Posted on 01 May 2010
The Turkish Trade deficit doubled from $2.4 billion to $5 billion in March, according to the latest data from Turkish statistical institute Turkstat. The widening is being seen as a positive sign, because it is based manufacturing companies increasing their purchases of raw materials as they ramp up production, on the back of the economic expansion. And also because Turkish citizens buying more imported goods because the recession is easing.
According to Turkstat, Turkish exports increased 22% year-on-year in March to $10 billion, while imports grew 43% year-on-year to $15 billion.
This would normally be seen as less positive, but under the circumstances it is very positive for the Turkish economic outlook. When the recession struck, manufacturing companies slowed their buying because of economic uncertainty, the fact that manufacturers are now increasing their stock levels points to increased confidence in the economic recovery from the manufacturing sector.

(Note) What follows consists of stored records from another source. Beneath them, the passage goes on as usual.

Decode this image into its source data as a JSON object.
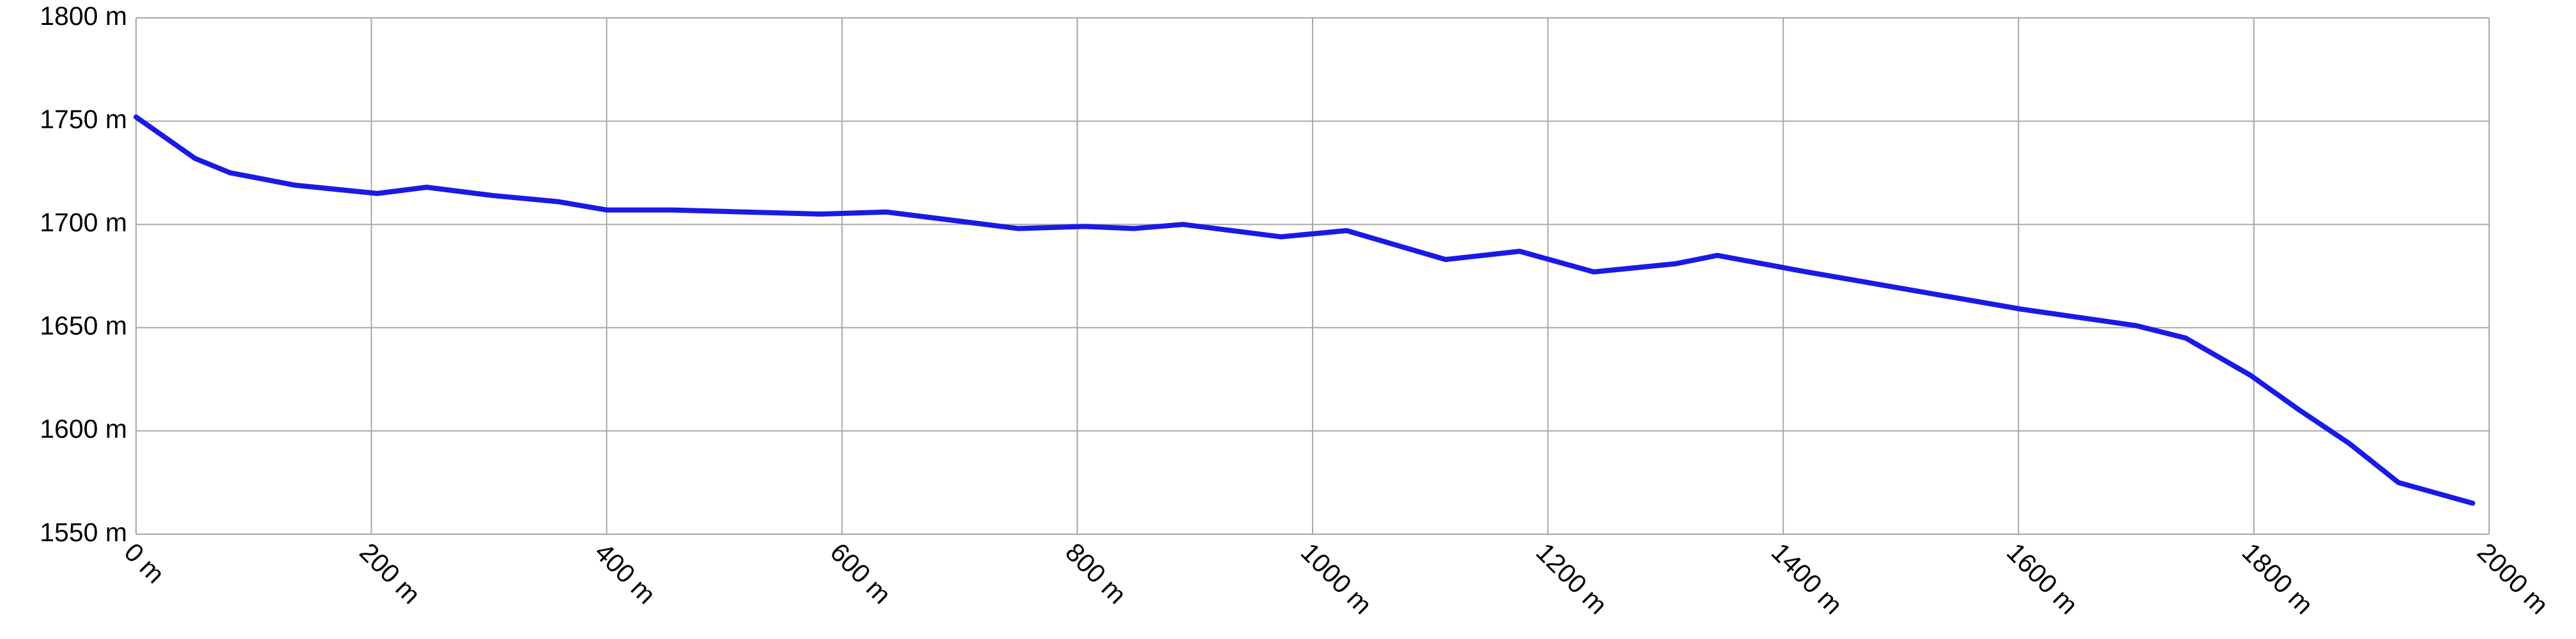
{
  "chart_data": {
    "type": "line",
    "x": [
      0,
      50,
      80,
      135,
      205,
      247,
      303,
      359,
      400,
      456,
      582,
      638,
      750,
      806,
      848,
      890,
      973,
      1029,
      1113,
      1176,
      1239,
      1309,
      1344,
      1420,
      1602,
      1700,
      1742,
      1797,
      1839,
      1881,
      1923,
      1986
    ],
    "series": [
      {
        "color": "#1a1ae6",
        "values": [
          1752,
          1732,
          1725,
          1719,
          1715,
          1718,
          1714,
          1711,
          1707,
          1707,
          1705,
          1706,
          1698,
          1699,
          1698,
          1700,
          1694,
          1697,
          1683,
          1687,
          1677,
          1681,
          1685,
          1677,
          1659,
          1651,
          1645,
          1627,
          1610,
          1594,
          1575,
          1565
        ]
      }
    ],
    "xlim": [
      0,
      2000
    ],
    "ylim": [
      1550,
      1800
    ],
    "xticks": [
      {
        "value": 0,
        "label": "0 m"
      },
      {
        "value": 200,
        "label": "200 m"
      },
      {
        "value": 400,
        "label": "400 m"
      },
      {
        "value": 600,
        "label": "600 m"
      },
      {
        "value": 800,
        "label": "800 m"
      },
      {
        "value": 1000,
        "label": "1000 m"
      },
      {
        "value": 1200,
        "label": "1200 m"
      },
      {
        "value": 1400,
        "label": "1400 m"
      },
      {
        "value": 1600,
        "label": "1600 m"
      },
      {
        "value": 1800,
        "label": "1800 m"
      },
      {
        "value": 2000,
        "label": "2000 m"
      }
    ],
    "yticks": [
      {
        "value": 1550,
        "label": "1550 m"
      },
      {
        "value": 1600,
        "label": "1600 m"
      },
      {
        "value": 1650,
        "label": "1650 m"
      },
      {
        "value": 1700,
        "label": "1700 m"
      },
      {
        "value": 1750,
        "label": "1750 m"
      },
      {
        "value": 1800,
        "label": "1800 m"
      }
    ],
    "grid": true
  }
}
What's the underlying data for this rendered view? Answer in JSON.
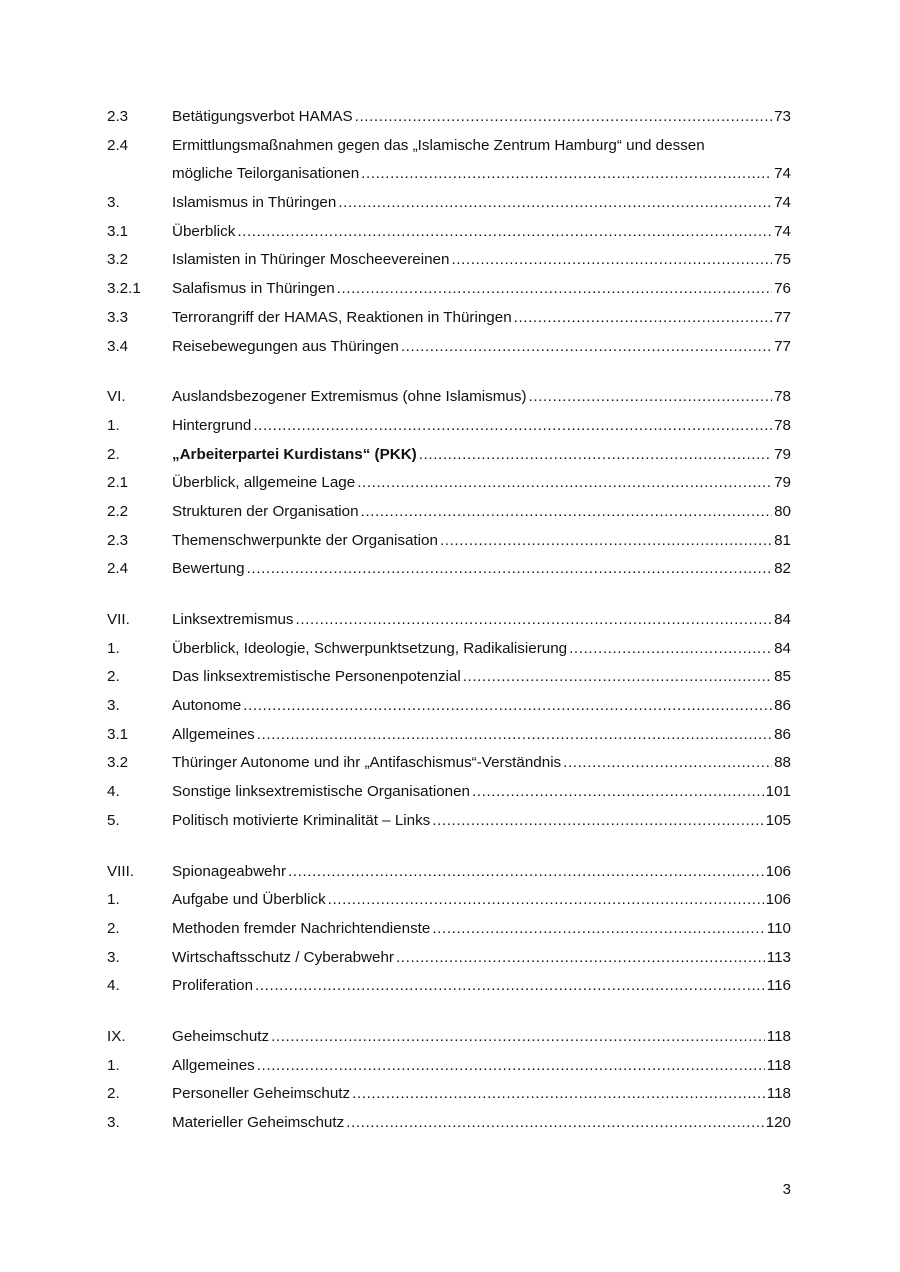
{
  "toc_groups": [
    [
      {
        "num": "2.3",
        "title": "Betätigungsverbot HAMAS",
        "page": "73"
      },
      {
        "num": "2.4",
        "title": "Ermittlungsmaßnahmen gegen das „Islamische Zentrum Hamburg“ und dessen",
        "title_line2": "mögliche Teilorganisationen",
        "page": "74"
      },
      {
        "num": "3.",
        "title": "Islamismus in Thüringen",
        "page": "74"
      },
      {
        "num": "3.1",
        "title": "Überblick",
        "page": "74"
      },
      {
        "num": "3.2",
        "title": "Islamisten in Thüringer Moscheevereinen",
        "page": "75"
      },
      {
        "num": "3.2.1",
        "title": "Salafismus in Thüringen",
        "page": "76"
      },
      {
        "num": "3.3",
        "title": "Terrorangriff der HAMAS, Reaktionen in Thüringen",
        "page": "77"
      },
      {
        "num": "3.4",
        "title": "Reisebewegungen aus Thüringen",
        "page": "77"
      }
    ],
    [
      {
        "num": "VI.",
        "title": "Auslandsbezogener Extremismus (ohne Islamismus)",
        "page": "78"
      },
      {
        "num": "1.",
        "title": "Hintergrund",
        "page": "78"
      },
      {
        "num": "2.",
        "title": "„Arbeiterpartei Kurdistans“ (PKK)",
        "page": "79",
        "bold": true
      },
      {
        "num": "2.1",
        "title": "Überblick, allgemeine Lage",
        "page": "79"
      },
      {
        "num": "2.2",
        "title": "Strukturen der Organisation",
        "page": "80"
      },
      {
        "num": "2.3",
        "title": "Themenschwerpunkte der Organisation",
        "page": "81"
      },
      {
        "num": "2.4",
        "title": "Bewertung",
        "page": "82"
      }
    ],
    [
      {
        "num": "VII.",
        "title": "Linksextremismus",
        "page": "84"
      },
      {
        "num": "1.",
        "title": "Überblick, Ideologie, Schwerpunktsetzung, Radikalisierung",
        "page": "84"
      },
      {
        "num": "2.",
        "title": "Das linksextremistische Personenpotenzial",
        "page": "85"
      },
      {
        "num": "3.",
        "title": "Autonome",
        "page": "86"
      },
      {
        "num": "3.1",
        "title": "Allgemeines",
        "page": "86"
      },
      {
        "num": "3.2",
        "title": "Thüringer Autonome und ihr „Antifaschismus“-Verständnis",
        "page": "88"
      },
      {
        "num": "4.",
        "title": "Sonstige linksextremistische Organisationen",
        "page": "101"
      },
      {
        "num": "5.",
        "title": "Politisch motivierte Kriminalität – Links",
        "page": "105"
      }
    ],
    [
      {
        "num": "VIII.",
        "title": "Spionageabwehr",
        "page": "106"
      },
      {
        "num": "1.",
        "title": "Aufgabe und Überblick",
        "page": "106"
      },
      {
        "num": "2.",
        "title": "Methoden fremder Nachrichtendienste",
        "page": "110"
      },
      {
        "num": "3.",
        "title": "Wirtschaftsschutz / Cyberabwehr",
        "page": "113"
      },
      {
        "num": "4.",
        "title": "Proliferation",
        "page": "116"
      }
    ],
    [
      {
        "num": "IX.",
        "title": "Geheimschutz",
        "page": "118"
      },
      {
        "num": "1.",
        "title": "Allgemeines",
        "page": "118"
      },
      {
        "num": "2.",
        "title": "Personeller Geheimschutz",
        "page": "118"
      },
      {
        "num": "3.",
        "title": "Materieller Geheimschutz",
        "page": "120"
      }
    ]
  ],
  "page_number": "3"
}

And rightly so, the Turkish economy emerged from recession in the final quarter of last year, with a year-on-year growth of 6%, beaten only by China. Several of the world’s leading economists have now got behind the prediction of a 10% increase in Turkish GDP for the first quarter, and most economists are now predicting 5-6% growth in the Turkish economy for this year, including those at the International Monetary Fund.
These believes have been fuelled by incredible growths in industrial production in January and February — year-on-year growth of 12.1% and 18.1% respectively.